- Occupation: Engineer
- Employer: Cadillac Formula 1 Team
- Known for: Formula One engineer
- Title: Chief Race Engineer

= Xavier Marcos Padros =

Spanish engineer

Xavier "Xavi" Marcos Padros is a Spanish Formula One chief race engineer for Cadillac Formula 1 Team. He previously worked at Scuderia Ferrari, as race engineer for Charles Leclerc from 2019 to May 2024.

==Career==
Marcos Padros started his career in motorsport as a race engineer for the BNC Racing Team. He got his first taste of Formula One while working for the fledging HRT team as performance engineer from 2010–2012. After the team folded he joined Williams Racing as a performance engineer for Felipe Massa. Seeking a new challenge, Marcos Padros decided to move to the United States to become chief race engineer for the NASCAR team Richard Childress Racing in 2015. Marcos Padros returned to Formula One with Scuderia Ferrari, first as a factory based race engineer for 2018 and then became the race engineer for Charles Leclerc when he joined the team in 2019 remaining with the Monegasque until 2024 with the Miami Grand Prix being his last race with Charles. In May 2024, Scuderia Ferrari announced that Xavier Marcos Padros would be replaced by Bryan Bozzi as the race engineer for Charles Leclerc starting In Imola.
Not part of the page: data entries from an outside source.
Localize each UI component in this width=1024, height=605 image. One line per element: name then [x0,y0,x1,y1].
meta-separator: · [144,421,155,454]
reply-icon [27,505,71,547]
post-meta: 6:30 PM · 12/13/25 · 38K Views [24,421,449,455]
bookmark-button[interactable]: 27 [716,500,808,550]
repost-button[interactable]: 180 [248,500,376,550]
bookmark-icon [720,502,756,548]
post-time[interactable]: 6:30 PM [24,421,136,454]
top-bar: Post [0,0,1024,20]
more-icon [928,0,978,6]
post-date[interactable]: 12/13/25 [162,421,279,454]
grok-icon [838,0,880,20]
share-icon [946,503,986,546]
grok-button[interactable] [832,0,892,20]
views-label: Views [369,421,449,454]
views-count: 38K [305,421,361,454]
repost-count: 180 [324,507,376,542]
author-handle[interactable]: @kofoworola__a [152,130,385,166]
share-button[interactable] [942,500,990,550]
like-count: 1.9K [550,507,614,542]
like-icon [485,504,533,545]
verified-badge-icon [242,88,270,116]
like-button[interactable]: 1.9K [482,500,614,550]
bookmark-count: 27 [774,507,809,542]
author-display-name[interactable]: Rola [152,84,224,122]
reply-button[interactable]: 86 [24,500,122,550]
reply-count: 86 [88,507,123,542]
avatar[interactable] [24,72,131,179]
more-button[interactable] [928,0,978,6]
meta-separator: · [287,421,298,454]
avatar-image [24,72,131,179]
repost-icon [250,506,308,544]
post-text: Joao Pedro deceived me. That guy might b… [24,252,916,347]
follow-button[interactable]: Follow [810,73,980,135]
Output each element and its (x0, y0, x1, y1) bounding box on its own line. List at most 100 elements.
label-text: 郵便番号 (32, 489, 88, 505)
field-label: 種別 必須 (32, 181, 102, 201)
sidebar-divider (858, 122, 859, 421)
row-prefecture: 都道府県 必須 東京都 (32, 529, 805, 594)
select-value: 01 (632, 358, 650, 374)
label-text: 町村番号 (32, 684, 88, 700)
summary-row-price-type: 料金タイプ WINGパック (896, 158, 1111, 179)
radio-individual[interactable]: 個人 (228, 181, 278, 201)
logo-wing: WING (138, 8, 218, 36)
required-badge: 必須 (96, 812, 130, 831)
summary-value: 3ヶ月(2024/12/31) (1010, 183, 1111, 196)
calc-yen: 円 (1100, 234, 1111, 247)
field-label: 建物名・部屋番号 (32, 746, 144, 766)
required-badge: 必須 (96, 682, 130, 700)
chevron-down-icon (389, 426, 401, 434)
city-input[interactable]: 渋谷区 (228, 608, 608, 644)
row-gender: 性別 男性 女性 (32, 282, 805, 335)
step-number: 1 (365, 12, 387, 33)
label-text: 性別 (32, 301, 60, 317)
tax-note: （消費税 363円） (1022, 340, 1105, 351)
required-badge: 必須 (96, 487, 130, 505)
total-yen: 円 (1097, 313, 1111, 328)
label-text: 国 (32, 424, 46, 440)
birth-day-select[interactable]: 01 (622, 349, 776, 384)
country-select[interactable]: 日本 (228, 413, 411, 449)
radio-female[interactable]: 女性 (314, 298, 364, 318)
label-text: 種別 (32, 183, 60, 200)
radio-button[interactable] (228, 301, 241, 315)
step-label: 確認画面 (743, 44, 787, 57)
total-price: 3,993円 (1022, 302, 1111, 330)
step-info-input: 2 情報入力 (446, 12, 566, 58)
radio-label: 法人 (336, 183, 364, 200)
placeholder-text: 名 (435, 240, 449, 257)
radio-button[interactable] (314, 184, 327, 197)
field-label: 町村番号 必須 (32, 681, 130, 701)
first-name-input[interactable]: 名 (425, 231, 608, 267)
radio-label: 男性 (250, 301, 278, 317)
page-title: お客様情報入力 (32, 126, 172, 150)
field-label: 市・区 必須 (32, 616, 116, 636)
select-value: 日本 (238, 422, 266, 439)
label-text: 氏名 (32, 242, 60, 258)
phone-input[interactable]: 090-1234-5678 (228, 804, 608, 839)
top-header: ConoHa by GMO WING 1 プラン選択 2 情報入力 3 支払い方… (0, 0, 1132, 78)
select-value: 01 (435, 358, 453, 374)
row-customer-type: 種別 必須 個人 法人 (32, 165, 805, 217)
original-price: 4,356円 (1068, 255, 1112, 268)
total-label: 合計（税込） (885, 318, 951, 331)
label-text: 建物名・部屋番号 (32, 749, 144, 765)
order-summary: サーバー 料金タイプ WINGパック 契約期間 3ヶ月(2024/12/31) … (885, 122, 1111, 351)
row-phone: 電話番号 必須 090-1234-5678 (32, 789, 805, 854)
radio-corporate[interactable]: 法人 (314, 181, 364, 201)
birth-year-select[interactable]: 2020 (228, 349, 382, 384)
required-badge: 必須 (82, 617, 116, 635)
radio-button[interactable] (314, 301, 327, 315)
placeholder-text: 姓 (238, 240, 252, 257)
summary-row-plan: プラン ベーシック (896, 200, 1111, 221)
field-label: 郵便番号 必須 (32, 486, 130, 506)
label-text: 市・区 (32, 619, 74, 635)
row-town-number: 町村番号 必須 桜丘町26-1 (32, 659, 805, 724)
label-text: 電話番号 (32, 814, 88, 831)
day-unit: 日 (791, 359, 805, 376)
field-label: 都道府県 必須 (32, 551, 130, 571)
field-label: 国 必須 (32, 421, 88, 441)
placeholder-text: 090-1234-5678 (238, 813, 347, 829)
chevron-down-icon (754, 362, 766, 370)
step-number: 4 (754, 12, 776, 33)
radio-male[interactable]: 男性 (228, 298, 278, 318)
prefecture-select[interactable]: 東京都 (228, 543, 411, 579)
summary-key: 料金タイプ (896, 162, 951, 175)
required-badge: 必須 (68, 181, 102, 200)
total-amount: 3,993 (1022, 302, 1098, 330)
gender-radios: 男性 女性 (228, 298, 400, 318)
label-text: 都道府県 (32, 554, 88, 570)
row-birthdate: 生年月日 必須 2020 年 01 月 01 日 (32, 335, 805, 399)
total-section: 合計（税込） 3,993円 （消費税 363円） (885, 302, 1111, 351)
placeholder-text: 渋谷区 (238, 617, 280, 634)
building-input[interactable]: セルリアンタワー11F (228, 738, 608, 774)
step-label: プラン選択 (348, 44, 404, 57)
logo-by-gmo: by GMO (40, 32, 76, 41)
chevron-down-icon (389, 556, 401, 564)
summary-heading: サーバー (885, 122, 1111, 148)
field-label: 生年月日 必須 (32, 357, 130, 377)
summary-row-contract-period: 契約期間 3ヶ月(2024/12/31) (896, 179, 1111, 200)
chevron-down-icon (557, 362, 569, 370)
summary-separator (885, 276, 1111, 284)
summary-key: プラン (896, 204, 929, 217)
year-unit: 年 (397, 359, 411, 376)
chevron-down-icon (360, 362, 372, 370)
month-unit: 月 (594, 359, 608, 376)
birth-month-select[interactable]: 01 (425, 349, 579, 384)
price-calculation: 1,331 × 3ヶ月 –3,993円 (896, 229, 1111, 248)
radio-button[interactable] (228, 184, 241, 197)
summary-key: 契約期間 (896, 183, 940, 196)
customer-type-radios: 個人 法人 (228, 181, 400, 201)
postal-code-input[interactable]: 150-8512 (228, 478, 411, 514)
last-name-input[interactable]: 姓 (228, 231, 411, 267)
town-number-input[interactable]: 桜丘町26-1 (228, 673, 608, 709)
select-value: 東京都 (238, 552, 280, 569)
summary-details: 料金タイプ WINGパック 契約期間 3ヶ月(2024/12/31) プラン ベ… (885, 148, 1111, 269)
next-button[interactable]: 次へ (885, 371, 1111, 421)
In January 2025, after seven years at Ferrari, it was announced that Marcos had been hired by Cadillac as the new technical director of its Cadillac V-Series.R program, which covers the World Endurance Championship (WEC) and the IMSA SportsCar Championship.

In November 2025, it was revealed that Marcos had joined the Cadillac Formula 1 Team as chief race engineer.